It’s been three days since Cardi B’s major label debut Invasion of Privacy was unveiled, and the album is already being hailed as a career-defining moment for the Bronx rapper. With its wildly quotable lyrics and defiant realness, the album exposes Cardi B’s many complex selves. That’s why it should come as no surprise that the project came along with a collaboration featuring reggaeton and Latin trap superstars Bad Bunny and J Balvin, whose chart dominance serves as a fitting complement for Cardi’s career glo up. “I Like It,” which samples Pete Rodriguez’s boogaloo classic “I Like It Like That,” represents an epic crossover moment, as it finds three of the biggest Latinx artists in the music industry joining forces for one of the most highly anticipated albums of 2018.

Some fans seem to agree the moment is major: today, representatives from both Apple Music and Spotify confirm that “I Like It” is currently the most streamed song from Invasion of Privacy worldwide. It sits at no. 9 on the United States Top 50 chart on Spotify, no. 31 on the Global Top 50 Chart on Spotify, and takes the no. 2 spot on Apple Music’s U.S. chart, beating out the Migos link-up and recent single “Drip.”

It’s too early to tell how the track will fare when Billboard chart data becomes available next week, but its early success points to the influence that a bilingual collaboration between cross-market powerhouses has. Both El Conejo Malo and J Balvin have a history of shattering streaming records (just two weeks ago, the Colombian reggaetonero was named YouTube’s most watched artist for the week of March 9 to March 15), so their appearance on Invasion of Privacy seems like a natural and savvy curation choice from Cardi.

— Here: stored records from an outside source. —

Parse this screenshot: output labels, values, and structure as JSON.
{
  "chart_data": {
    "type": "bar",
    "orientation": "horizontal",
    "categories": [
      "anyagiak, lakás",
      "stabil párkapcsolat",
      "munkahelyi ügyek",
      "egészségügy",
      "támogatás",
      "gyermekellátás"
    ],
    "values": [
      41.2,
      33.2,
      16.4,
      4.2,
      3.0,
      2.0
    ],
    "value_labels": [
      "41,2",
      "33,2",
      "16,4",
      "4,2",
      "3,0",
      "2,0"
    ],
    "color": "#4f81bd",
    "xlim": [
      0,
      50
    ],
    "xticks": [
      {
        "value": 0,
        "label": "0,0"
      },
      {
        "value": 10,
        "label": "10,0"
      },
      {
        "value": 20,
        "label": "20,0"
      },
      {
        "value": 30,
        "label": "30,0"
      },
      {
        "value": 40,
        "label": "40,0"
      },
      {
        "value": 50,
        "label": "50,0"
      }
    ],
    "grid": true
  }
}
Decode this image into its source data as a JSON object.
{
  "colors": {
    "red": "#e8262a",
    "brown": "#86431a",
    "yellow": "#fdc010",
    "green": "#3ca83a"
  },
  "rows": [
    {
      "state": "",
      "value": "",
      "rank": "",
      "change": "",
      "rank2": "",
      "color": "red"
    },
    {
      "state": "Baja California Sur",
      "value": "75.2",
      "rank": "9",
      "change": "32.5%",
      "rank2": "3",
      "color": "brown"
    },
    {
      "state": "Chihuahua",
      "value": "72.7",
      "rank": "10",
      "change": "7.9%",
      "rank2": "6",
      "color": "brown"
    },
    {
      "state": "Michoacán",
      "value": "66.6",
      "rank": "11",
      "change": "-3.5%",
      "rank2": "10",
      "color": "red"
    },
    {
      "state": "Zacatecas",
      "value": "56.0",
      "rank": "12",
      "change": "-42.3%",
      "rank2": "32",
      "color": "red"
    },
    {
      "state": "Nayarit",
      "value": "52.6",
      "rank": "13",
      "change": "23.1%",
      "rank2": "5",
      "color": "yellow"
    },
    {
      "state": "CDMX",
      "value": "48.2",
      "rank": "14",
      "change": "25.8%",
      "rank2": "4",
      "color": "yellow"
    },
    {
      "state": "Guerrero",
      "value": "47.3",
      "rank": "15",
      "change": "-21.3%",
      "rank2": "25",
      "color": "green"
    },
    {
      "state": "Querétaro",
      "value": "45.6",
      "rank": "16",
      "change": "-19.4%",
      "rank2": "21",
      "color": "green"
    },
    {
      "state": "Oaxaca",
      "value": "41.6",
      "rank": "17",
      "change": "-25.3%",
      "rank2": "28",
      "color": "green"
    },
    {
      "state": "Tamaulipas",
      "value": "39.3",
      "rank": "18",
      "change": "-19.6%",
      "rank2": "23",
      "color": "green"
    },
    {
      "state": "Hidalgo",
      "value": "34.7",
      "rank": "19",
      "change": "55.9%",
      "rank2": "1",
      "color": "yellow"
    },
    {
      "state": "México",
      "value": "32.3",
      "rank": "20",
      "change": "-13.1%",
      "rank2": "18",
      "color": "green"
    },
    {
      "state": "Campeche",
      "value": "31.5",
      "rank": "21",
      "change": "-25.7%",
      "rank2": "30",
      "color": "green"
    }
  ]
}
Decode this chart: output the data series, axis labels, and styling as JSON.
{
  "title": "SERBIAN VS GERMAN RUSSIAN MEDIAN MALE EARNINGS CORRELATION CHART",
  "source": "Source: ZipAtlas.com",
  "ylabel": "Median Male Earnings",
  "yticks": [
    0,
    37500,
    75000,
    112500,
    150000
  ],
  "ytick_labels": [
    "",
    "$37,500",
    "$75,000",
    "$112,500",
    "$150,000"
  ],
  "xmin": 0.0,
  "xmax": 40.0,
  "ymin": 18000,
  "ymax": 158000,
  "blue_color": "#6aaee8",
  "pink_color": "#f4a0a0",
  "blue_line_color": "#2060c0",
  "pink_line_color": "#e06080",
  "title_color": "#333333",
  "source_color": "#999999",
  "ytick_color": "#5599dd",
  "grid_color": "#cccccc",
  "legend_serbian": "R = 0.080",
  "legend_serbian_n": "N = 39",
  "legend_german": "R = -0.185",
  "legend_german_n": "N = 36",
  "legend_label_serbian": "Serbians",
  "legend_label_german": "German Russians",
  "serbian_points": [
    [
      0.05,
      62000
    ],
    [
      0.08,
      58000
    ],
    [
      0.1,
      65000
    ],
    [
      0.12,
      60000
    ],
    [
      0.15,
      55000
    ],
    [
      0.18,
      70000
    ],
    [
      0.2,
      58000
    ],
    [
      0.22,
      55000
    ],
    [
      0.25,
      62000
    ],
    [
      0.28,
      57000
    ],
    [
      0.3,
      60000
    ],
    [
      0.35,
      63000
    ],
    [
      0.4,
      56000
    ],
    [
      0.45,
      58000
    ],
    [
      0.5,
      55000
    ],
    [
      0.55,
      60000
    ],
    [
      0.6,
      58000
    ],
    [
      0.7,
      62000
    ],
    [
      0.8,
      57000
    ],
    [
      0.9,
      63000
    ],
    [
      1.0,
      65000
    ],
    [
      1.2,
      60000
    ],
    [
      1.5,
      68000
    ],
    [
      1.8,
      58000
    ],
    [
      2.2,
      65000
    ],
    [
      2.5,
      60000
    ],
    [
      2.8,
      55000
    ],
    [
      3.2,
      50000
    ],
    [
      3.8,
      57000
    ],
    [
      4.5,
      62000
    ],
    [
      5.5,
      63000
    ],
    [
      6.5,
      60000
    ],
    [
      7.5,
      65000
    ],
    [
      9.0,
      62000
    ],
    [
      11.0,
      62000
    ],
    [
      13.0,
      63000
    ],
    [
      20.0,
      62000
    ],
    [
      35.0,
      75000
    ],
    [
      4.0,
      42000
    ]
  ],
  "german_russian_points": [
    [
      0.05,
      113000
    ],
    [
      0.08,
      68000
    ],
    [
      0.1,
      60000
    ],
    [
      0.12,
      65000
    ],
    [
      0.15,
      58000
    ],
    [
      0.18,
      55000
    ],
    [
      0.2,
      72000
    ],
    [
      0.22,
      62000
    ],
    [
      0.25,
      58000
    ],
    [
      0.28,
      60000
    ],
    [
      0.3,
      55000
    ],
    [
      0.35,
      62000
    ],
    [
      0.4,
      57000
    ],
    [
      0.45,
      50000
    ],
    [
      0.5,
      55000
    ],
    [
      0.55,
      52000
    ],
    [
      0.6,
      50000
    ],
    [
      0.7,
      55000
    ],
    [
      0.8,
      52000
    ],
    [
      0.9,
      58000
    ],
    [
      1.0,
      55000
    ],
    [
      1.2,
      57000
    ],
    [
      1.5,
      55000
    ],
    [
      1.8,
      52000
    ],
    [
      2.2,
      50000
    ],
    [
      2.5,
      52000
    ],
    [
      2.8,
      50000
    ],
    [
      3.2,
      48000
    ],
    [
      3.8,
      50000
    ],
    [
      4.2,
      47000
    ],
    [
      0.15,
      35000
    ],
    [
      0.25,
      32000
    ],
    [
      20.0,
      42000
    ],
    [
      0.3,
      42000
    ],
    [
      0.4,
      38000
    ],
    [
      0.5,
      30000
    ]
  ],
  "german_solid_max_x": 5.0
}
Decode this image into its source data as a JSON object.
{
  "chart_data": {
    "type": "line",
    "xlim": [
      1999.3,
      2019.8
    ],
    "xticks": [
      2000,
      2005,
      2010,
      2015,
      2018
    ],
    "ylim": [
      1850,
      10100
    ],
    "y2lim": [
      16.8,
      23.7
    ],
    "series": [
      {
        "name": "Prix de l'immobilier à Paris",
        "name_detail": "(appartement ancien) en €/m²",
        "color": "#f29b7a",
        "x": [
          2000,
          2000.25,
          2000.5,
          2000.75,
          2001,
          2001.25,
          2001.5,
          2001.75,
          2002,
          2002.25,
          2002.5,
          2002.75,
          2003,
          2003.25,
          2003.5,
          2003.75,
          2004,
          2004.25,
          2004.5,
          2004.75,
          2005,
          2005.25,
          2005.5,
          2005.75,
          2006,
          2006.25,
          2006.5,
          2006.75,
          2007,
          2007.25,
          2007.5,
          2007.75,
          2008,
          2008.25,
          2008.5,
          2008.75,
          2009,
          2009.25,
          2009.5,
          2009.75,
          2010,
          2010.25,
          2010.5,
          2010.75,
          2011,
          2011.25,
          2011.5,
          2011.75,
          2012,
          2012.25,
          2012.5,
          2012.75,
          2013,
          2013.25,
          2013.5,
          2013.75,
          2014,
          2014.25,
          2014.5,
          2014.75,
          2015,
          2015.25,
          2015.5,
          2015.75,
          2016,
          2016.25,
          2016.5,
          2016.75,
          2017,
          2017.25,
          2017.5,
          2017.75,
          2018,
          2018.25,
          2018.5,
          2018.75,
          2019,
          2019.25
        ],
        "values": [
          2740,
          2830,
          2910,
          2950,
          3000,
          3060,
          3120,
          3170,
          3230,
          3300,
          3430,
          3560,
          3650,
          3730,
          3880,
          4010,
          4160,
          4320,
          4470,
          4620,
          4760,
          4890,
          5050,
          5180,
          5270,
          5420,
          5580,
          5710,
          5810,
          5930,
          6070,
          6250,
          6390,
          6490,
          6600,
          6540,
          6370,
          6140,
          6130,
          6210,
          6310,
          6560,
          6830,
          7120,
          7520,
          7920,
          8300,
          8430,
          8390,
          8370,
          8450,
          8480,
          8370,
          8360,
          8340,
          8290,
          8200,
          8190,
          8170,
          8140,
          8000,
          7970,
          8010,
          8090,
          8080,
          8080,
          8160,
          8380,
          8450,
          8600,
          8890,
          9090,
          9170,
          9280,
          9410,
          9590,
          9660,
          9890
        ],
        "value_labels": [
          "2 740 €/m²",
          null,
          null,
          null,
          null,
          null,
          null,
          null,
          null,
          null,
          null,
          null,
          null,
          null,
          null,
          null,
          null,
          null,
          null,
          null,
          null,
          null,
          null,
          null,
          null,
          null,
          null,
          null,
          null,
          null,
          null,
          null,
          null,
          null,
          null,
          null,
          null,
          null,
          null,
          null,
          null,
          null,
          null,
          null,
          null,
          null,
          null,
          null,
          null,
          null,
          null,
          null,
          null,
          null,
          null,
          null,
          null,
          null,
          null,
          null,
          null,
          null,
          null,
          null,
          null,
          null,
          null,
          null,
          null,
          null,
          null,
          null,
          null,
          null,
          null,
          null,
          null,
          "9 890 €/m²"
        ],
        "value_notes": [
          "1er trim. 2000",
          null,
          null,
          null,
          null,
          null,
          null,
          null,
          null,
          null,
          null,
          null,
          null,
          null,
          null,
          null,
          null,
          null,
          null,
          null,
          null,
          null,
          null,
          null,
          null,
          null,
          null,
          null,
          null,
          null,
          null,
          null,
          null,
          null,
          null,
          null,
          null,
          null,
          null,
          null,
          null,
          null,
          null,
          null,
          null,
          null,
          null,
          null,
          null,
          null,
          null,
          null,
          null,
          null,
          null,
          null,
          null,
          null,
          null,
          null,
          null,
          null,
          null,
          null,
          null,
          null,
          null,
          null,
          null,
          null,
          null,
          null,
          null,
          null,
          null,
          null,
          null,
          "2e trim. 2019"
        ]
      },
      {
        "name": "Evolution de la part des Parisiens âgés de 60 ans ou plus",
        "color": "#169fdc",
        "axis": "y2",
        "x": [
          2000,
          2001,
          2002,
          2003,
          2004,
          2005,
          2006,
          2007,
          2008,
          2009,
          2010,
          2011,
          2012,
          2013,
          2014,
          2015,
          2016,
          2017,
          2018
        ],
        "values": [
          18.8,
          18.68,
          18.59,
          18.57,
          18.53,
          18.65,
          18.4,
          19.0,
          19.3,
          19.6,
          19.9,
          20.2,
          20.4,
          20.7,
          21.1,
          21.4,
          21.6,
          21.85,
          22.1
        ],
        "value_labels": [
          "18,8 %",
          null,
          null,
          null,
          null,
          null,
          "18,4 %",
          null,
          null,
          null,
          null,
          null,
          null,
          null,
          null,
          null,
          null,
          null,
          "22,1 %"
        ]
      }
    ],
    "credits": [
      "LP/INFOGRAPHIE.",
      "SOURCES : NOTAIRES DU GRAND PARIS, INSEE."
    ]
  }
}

And as BuzzFeed reported last year, listeners are increasingly shaping the way radio personnel make decisions about airplay, so it will be interesting to see if “I Like It” outperforms some of the album’s other singles and gets love from both general market and Latin radio. The track is facing some online criticism for its stereotypical lyrics about Latinidad (i.e. “Spicy mami, hot tamale”), so we’ll be keeping an eye on the song’s success as fans continue to digest the album.